I wrote this code to get rid of the duplicates in a large (800000) tweets csv file but, when I run it, the file I get is larger than the original one: Original is 1,580,307 KB and the resulting file is 1,852,462 KB. I've tried with a smaller one of 20 rows, the original is 45KB and the resulting file I get in this case is 46KB. I appreciate if someone could please guide me in how this happens or what I'm doing wrong.
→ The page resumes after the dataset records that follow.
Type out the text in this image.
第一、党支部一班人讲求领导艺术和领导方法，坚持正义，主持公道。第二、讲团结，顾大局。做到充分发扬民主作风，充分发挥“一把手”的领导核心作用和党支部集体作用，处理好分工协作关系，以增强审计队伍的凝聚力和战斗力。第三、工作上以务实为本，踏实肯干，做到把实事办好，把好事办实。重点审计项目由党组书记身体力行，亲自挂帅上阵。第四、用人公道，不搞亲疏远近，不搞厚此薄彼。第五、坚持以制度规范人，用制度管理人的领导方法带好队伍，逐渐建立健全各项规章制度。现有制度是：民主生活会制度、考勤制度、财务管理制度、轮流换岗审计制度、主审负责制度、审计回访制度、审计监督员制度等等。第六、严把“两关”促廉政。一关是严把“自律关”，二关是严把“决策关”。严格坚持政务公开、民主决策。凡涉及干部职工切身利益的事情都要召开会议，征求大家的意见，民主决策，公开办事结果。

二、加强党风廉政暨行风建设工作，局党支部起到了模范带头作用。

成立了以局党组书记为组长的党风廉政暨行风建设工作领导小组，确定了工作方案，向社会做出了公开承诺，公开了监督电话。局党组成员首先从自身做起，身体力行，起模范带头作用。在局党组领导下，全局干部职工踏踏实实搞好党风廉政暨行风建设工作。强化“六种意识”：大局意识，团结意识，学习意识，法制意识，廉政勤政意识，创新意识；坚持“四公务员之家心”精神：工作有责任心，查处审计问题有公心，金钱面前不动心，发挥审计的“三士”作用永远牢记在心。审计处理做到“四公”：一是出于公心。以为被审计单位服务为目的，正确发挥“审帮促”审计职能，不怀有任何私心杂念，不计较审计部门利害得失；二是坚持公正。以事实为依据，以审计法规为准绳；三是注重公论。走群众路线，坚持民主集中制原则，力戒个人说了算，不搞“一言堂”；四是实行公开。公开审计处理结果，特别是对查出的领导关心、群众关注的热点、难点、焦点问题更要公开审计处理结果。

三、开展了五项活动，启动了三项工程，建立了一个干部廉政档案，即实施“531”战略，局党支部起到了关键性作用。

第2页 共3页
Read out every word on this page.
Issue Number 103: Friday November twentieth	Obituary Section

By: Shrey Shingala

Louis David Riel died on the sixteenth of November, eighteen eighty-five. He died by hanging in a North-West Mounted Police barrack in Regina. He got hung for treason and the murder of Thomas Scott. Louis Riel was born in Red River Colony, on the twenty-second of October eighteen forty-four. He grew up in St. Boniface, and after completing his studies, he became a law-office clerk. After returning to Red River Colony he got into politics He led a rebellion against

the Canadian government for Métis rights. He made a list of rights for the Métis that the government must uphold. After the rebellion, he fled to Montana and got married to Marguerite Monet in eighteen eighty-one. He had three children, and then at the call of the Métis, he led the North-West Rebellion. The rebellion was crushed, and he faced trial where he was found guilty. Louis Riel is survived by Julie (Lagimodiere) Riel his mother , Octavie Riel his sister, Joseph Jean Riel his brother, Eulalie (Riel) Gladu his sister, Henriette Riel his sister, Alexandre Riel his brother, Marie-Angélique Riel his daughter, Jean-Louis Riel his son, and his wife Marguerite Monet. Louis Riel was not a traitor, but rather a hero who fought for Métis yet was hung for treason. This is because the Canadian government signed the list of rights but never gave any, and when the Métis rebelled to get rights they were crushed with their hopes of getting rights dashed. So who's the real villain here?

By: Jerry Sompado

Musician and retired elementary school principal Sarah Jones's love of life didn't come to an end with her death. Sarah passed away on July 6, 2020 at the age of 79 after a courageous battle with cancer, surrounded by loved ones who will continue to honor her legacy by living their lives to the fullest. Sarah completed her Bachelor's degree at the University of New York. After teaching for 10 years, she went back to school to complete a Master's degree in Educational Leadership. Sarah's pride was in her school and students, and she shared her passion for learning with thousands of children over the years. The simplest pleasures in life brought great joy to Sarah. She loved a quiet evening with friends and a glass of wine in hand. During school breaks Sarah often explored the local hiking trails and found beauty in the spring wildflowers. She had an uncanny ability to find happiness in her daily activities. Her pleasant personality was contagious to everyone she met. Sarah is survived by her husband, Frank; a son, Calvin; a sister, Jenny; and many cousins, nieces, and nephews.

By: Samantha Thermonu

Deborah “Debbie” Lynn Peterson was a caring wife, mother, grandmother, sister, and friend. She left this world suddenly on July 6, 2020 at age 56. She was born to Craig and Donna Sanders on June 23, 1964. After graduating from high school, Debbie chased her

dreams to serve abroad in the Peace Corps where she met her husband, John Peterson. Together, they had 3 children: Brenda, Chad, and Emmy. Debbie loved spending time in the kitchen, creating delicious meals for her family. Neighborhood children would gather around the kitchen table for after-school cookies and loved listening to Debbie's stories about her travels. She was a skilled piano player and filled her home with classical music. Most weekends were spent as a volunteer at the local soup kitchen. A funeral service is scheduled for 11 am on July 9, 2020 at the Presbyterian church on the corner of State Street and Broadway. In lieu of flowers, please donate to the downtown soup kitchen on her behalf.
I'm stuck!
import csv
import pandas as pd
geofile_input = r'GeoFile_20tweets.csv'
geofile_output = 'GeoFile_20tweets_output.csv'
file1= open(geofile_input, encoding="utf8")
reader1 = csv.reader(file1)
lines_in =len(list(reader1))
print('row_count csv input file: ', lines_in)
print('start reading the file on pandas')
df = pd.read_csv(geofile_input, sep=',')
print('dataframe', df.dtypes)
print('droping duplicates in pandas')
df.drop_duplicates(subset=None, keep='first', inplace=True)
print('saving the data frame in csv without duplicates')
df.to_csv(geofile_output,index=False, sep=',', header=True)
print('counting rows for the csv output')
file2= open(geofile_output, encoding="utf8")
reader2 = csv.reader(file2)
lines_out =len(list(reader2))
print('row_count csv output file: ', lines_out)
print('Process completed!')